No. of Recommendations: 11
"America's Growing Trade Deficit Is Selling The Nation Out From Under Us. Here's A Way To Fix The Problem--And We Need To Do It Now.
(FORTUNE Magazine)
By Warren E. Buffett, Carol J. Loomis
November 10, 2003
(FORTUNE Magazine)"
Wow, that was one wildly fascinating read! From sentence to sentence you have to stop and ask yourself "was he right about this?". I'm far from an economist but one thing I don't think Warren could see at that time was just how early we were in the Globalization phase and just how much that would play out. In particular discussing the US selling off assets as our dollar depreciated. There were two times in particular that was a looming threat- in the eighties with Japan and in the early/mid aughts with China. Both did buy up large US assets but it didn't end up happening on the scale we all feared so that begs the question, why? I will posit the following in my Jr. high school understanding of economics through the example of Nike since it's high profile and a poster child of globalization although there are countless other companies where this can be replicated......

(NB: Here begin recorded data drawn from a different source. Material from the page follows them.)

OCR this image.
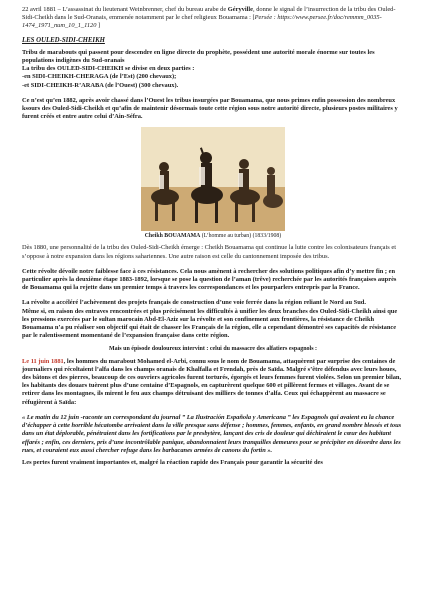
22 avril 1881 – L’assassinat du lieutenant Weinbrenner, chef du bureau arabe de Géryville, donne le signal de l’insurrection de la tribu des Ouled-Sidi-Cheikh dans le Sud-Oranais, emmenée notamment par le chef religieux Bouamama : [Persée : https://www.persee.fr/doc/remmm_0035-1474_1971_num_10_1_1120 ]

LES OULED-SIDI-CHEIKH

Tribu de marabouts qui passent pour descendre en ligne directe du prophète, possédent une autorité morale énorme sur toutes les populations indigènes du Sud-oranais

La tribu des OULED-SIDI-CHEIKH se divise en deux parties :

-en SIDI-CHEIKH-CHERAGA (de l’Est) (200 chevaux);

-et SIDI-CHEIKH-R’ARABA (de l’Ouest) (300 chevaux).

Ce n’est qu’en 1882, après avoir chassé dans l’Ouest les tribus insurgées par Bouamama, que nous primes enfin possession des nombreux ksours des Ouled-Sidi-Cheikh et qu’afin de maintenir désormais toute cette région sous notre autorité directe, plusieurs postes militaires y furent créés et entre autre celui d’Ain-Séfra.

Cheikh BOUAMAMA (L’homme au turban) (1833/1908)

Dès 1880, une personnalité de la tribu des Ouled-Sidi-Cheikh émerge : Cheikh Bouamama qui continue la lutte contre les colonisateurs français et s’oppose à notre expansion dans les régions sahariennes. Une autre raison est celle du cantonnement imposée des tribus.

Cette révolte dévoile notre faiblesse face à ces résistances. Cela nous amènent à rechercher des solutions politiques afin d’y mettre fin ; en particulier après la deuxième étape 1883-1892, lorsque se pose la question de l’aman (trêve) recherchée par les autorités françaises auprès de Bouamama qui la rejette dans un premier temps à travers les correspondances et les pourparlers entrepris par la France.

La révolte a accéléré l’achèvement des projets français de construction d’une voie ferrée dans la région reliant le Nord au Sud.

Même si, en raison des entraves rencontrées et plus précisément les difficultés à unifier les deux branches des Ouled-Sidi-Cheikh ainsi que les pressions exercées par le sultan marocain Abd-El-Aziz sur la révolte et son confinement aux frontières, la résistance de Cheikh Bouamama n’a pu réaliser son objectif qui était de chasser les Français de la région, elle a cependant démontré ses capacités de résistance par le ralentissement momentané de l’expansion française dans cette région.

Mais un épisode douloureux intervint : celui du massacre des alfatiers espagnols :

Le 11 juin 1881, les hommes du marabout Mohamed el-Arbi, connu sous le nom de Bouamama, attaquèrent par surprise des centaines de journaliers qui récoltaient l’alfa dans les champs oranais de Khalfalla et Frendah, près de Saïda. Malgré s’être défendus avec leurs houes, des bâtons et des pierres, beaucoup de ces ouvriers agricoles furent torturés, égorgés et leurs femmes furent violées. Selon un premier bilan, les habitants des douars tuèrent plus d’une centaine d’Espagnols, en capturèrent quelque 600 et pillèrent fermes et villages. Avant de se retirer dans les montagnes, ils mirent le feu aux champs détruisant des milliers de tonnes d’alfa. Ceux qui échappèrent au massacre se réfugièrent à Saïda:

« Le matin du 12 juin -raconte un correspondant du journal ” La Ilustración Española y Americana ” les Espagnols qui avaient eu la chance d’échapper à cette horrible hécatombe arrivaient dans la ville presque sans défense ; hommes, femmes, enfants, en grand nombre blessés et tous dans un état déplorable, pénétraient dans les fortifications par le presbytère, lançant des cris de douleur qui déchiraient le cœur des habitant effarés ; enfin, ces derniers, pris d’une incontrôlable panique, abandonnaient leurs tranquilles demeures pour se précipiter en désordre dans les rues, et couraient eux aussi chercher refuge dans les barbacanes armées de canons du fortin ».

Les pertes furent vraiment importantes et, malgré la réaction rapide des Français pour garantir la sécurité des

- No one to this day still understands the impact of globalization. It is so complex and so intertwined that it is going to be impossible to completely unwind (which we are kind of figuring out in real time). Did our trade deficits continue to go up? It sure did but I would argue that the old metrics of international economics didn't apply in the era of globalization. Nike may not have made any shoes in the US but through complex structures (due to Chinese law) they either owned or leased the factories where they produced in China. In turn they expanded their workforce greatly in sales and marketing, two professions that would show up as a blank slate in terms of manufacturing output. So while we lost the manufacturing numbers we did account for the increase in our new services economy but never really digested the fact that our manufacturing losses were really completely offset by our new services economy jobs. The one downside was our hollowed out manufacturing towns.
- Nike exploded in the era of globalization. That explosion includes jobs created in the financial sector as they too were forced to grow with American companies growing at crazy rates. John Q. Citizen shared in this great economic expansion through owning share either directly in Nike or some version of mutual funds they put in their nest eggs. This too offsets the loss of our manufacturing base except of course in in our hollowed out manufacturing towns.
- Nike was able to produce shoes all the way through today for roughly the same price as it did in the 80's. They had started leaving the US before globalization really took root but none the less we as a society benefited greatly in the form of low inflation as they started producing overseas. That's why Warren's inflation fears in the article never materialized. He didn't realize how beneficial moving everything overseas would be for the American consumer except of course for our hollowed out American towns.
- Nike owned their own stores overseas in which they got the benefits of their real estate holding increases. So did Apple, McDonald's, Starbucks, KFC, The Gap and I could go on and on. This all increased shareholder value in which we all benefited from. Except of course for you know who.....
So in short, Warren's fears that others would rise because they would own what we failed to produce didn't happen because he couldn't account for how we replaced it. I mention the hollowed out towns because that was the one thing we continually neglected through the era of globalization. For me it causes cognitive dissonance because I have no answers for what we could've done other than probably helping them through good fashioned socialism. That of course is a major no no in the US but that's a different story. Our failure to deal with this led to the opioid crisis and the rise of Trumpism. And that's where we find ourselves today!